Leadership (even idea leadership) scares many people, because it requires you to own your words, to do work that matters. The alternative is to be a junk dealer.
The game theory pushes us into one of two directions: either be better at pump and dump than anyone else, get your numbers into the millions, outmass those that choose to use mass and always dance at the edge of spam (in which the number of those you offend or turn off forever keep increasing), or
Relentlessly focus. Prune your message and your list and build a reputation that's worth owning and an audience that cares.
Only one of these strategies builds an asset of value.



December 10, 2011
Getting the OS right (for the iPhone, the iPad and the Kindle)
Stores went from being buildings to becoming websites... and now to devices. But Mr. Gimbel and Mr. Macy would be amazed and probably peturbed if they had to use an iPhone for more than a few minutes.
Some easily answered requests:
Why can't I see my apps in alphabetical order?

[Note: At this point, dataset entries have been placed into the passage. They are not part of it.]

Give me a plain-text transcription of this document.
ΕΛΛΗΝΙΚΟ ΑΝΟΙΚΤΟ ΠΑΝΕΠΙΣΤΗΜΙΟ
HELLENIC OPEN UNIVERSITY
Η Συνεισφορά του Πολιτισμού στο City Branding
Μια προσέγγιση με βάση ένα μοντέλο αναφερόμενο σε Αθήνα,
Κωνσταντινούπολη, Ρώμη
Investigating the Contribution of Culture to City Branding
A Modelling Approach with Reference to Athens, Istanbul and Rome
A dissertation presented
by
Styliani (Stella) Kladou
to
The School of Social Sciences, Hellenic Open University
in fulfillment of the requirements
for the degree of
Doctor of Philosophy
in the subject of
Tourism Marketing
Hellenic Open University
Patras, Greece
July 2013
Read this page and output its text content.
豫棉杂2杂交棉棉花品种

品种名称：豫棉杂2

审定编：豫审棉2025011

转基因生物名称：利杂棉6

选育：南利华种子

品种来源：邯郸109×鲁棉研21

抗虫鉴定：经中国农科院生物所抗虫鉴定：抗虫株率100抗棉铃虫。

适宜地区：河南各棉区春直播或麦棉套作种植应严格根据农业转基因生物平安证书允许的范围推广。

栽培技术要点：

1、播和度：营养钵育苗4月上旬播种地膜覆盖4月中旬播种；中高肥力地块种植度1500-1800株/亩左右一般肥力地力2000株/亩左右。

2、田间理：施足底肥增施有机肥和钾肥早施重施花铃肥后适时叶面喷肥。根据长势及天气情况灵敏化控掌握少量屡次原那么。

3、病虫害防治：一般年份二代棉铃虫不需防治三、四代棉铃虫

Or in the order they are most used?
Why can't I list the apps in text form, putting 80 on a page in two columns, instead of only 16 or 20 at a time?
Why isn't there a suggestor/genius that allows me to find apps that others with habits like mine use? It could change over time and reward me for opting in.
On the Kindle, why can't I see my archives organized by order of purchase? Date last read? Length? Popularity?
With ebooks, when shopping, wouldn't you want to know what percentage of the people who bought the book, finished it? How about being able to opt in to circles of readers and sharing comments, progress and reading lists as you go?
All of these improvements help people use the apps they've chosen and read the books they've purchased. And none of them cost much at all to deliver.
But let's not forget that some people actually like shopping. Are the online stores for these devices fun or exciting or social? Do they live and grow and change or are they static warehouses?
The seeds of what we buy and how we buy it are being planted with these early versions of the devices. I wonder if we're being cheated out of discovery, productivity and a bit of fun.